As vivências dos enfermeiros na catástrofe dos incêndios florestais de Pedrogão Grande
Publication year: 2020
ortugal não é considerado um país de grande risco de ocorrência de calamidades, mas quando acontecem podem atingir grandes proporções, como aconteceu nos incêndios florestais em Pedrógão Grande. A literatura descreve que uma catástrofe dá-se quando o afluxo intenso de vítimas, associado à destruição de toda a ordem, se traduz na dificuldade de exercer “a medicina de massas”, pela desproporcionalidade entre recursos humanos e materiais de socorro e vítimas a socorrer. O trabalho em contexto de catástrofe requer a mobilização de uma panóplia de competências técnicas, científicas e humanas, construindo um constante desafio para os profissionais de saúde, nomeadamente para o enfermeiro. Neste contexto, emergiu o interesse em estudar a realidade portuguesa neste domínio específico de intervenção, na catástrofe dos incêndios florestais em Pedrógão Grande. Assim, delineamos como objetivo geral deste estudo compreender as experiências vivenciadas pelos enfermeiros que tiveram intervenção na catástrofe dos incêndios florestais em Pedrogão Grande. Pretendemos contribuir para uma melhoria da intervenção dos profissionais em situações idênticas e minimização das suas repercussões quer nas pessoas afetadas, quer nos enfermeiros, tanto a nível pessoal como profissional. Tendo em conta o objetivo do estudo, a opção metodológica orientou-se para uma abordagem qualitativa recorrendo a um estudo descritivo, transversal com características fenomenológicas. Para a recolha de dados utilizou-se a entrevista semiestrutura a dez enfermeiros que tiveram intervenção nos dois primeiros dias da referida catástrofe, selecionados com recurso à técnica “bola de neve”, analisando-se a informação pelo método de análise de conteúdo proposto por Giorgi e Sousa (2010). Foram cumpridos os preceitos éticos necessários para a realização de um estudo de investigação.

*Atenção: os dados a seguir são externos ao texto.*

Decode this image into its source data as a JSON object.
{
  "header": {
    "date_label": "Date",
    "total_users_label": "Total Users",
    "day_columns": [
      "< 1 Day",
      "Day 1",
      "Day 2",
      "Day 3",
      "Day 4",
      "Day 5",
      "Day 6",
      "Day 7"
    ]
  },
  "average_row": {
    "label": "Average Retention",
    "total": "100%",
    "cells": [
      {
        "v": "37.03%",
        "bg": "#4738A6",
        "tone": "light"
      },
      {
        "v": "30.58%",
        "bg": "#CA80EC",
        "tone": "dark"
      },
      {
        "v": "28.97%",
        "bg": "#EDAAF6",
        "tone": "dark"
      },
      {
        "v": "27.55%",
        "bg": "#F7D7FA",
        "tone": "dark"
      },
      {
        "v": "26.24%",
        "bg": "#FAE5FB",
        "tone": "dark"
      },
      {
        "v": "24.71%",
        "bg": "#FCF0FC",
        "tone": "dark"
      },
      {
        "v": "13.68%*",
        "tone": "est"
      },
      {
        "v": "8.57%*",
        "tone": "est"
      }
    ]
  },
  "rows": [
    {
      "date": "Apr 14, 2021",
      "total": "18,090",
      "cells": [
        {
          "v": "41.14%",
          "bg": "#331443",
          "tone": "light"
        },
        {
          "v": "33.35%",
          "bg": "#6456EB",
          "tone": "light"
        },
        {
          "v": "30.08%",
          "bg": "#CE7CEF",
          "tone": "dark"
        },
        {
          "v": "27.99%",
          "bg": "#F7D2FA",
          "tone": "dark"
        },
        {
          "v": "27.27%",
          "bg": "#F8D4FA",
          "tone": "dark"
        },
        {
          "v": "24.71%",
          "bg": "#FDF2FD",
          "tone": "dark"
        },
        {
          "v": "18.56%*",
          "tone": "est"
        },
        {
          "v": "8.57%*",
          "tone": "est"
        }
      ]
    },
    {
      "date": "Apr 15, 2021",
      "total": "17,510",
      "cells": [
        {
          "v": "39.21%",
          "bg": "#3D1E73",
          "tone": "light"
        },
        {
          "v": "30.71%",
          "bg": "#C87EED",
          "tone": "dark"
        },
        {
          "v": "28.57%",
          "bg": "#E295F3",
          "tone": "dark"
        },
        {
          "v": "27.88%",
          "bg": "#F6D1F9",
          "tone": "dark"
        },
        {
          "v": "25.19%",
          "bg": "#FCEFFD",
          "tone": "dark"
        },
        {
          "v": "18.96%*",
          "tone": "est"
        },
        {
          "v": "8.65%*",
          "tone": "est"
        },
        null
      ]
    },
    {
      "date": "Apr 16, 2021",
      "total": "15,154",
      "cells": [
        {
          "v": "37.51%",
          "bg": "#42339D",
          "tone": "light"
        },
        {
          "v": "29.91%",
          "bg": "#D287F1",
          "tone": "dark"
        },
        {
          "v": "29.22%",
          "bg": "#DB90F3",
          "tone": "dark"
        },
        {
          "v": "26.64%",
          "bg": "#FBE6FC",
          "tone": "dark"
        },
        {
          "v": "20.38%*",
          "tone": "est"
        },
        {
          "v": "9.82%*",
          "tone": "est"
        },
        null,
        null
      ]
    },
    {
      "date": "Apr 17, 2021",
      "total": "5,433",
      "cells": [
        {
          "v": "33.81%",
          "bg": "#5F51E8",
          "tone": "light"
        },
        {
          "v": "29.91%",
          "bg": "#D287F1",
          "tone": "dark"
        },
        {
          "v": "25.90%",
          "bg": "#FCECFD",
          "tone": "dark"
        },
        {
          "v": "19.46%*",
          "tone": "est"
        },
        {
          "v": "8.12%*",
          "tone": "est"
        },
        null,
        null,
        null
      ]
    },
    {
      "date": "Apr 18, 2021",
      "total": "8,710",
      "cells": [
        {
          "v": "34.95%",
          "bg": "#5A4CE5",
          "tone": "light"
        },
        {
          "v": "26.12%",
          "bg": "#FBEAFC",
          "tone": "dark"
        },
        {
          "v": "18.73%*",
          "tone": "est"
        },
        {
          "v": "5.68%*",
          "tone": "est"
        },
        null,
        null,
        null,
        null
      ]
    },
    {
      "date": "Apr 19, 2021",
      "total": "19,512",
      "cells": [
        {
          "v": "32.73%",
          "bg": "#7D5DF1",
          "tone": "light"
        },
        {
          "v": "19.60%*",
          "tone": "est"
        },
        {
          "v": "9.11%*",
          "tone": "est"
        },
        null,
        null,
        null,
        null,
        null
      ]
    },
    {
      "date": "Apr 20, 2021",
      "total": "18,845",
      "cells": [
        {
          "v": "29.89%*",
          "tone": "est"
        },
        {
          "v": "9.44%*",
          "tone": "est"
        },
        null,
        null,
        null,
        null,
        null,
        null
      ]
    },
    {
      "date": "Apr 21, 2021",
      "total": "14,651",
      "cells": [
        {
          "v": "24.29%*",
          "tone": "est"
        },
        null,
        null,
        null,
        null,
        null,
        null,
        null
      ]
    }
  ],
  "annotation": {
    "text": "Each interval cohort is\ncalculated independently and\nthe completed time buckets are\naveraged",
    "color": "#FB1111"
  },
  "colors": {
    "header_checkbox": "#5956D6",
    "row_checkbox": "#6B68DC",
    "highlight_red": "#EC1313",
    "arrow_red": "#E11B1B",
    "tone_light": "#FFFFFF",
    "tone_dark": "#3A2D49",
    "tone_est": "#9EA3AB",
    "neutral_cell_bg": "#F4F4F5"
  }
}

Da análise dos dados emergiram nove áreas temáticas:
o significado atribuído à experiência; sentimentos / emoções vivenciadas pelos enfermeiros; factores facilitadores e dificultadores que interferiram na sua intervenção; necessidades sentidas durante a intervenção; implicações desta experiência para estes profissionais quer na vida pessoal quer na vida profissional; estratégias mobilizadas para lidar com a situação e sugestões de melhoria. Dos discursos produzidos pelos enfermeiros, foi possível identificar, um conjunto de significados atribuídos às experiências e sentimentos/emoções, sobretudo de índole negativa. Das dificuldades sentidas, estas incidiram maioritariamente a nível da organização, da falta de comunicações, da falta de experiência e de formação para atuar nestas situações excecionais. Mencionaram várias dificuldades associadas ao acesso ao local, como: o corte nos acessos, o desconhecimento da área (grande área geográfica) e falta de visibilidade devido ao fumo intenso. Relataram também, dificuldade em estabelecer prioridades e em gerir emoções, por inexperiência e défices de formação. As necessidades apontadas foram, sobretudo, ao nível de apoio emocional (durante e após a catástrofe) e da formação na área de catástrofe/ queimados. Verificou-se nos participantes uma grande perplexidade perante o fenómeno que vivenciaram e um discurso muito emotivo e repetitivo. Estes resultados sugerem que é importante valorizar de modo mais assertivo, que as catástrofes podem acontecer e implementar programas regulares de formação contínua na área da catástrofe, dos profissionais de emergência médica e de outros contextos de saúde, nomeadamente nos Cuidados de Saúde Primários, incluindo treinos regulares, assim como, providenciar apoio psicológico aos profissionais que intervêm no terreno. A falta de formação e de apoio psicológico pós-catástrofe apontam para a necessidade premente de um plano de catástrofe a nível nacional e regional adequado às novas realidades, com o objetivo de melhorar a organização/coordenação, quer dos meios como da intervenção, e munir os profissionais com ferramentas que permitam gerir a situação de catástrofe da melhor forma.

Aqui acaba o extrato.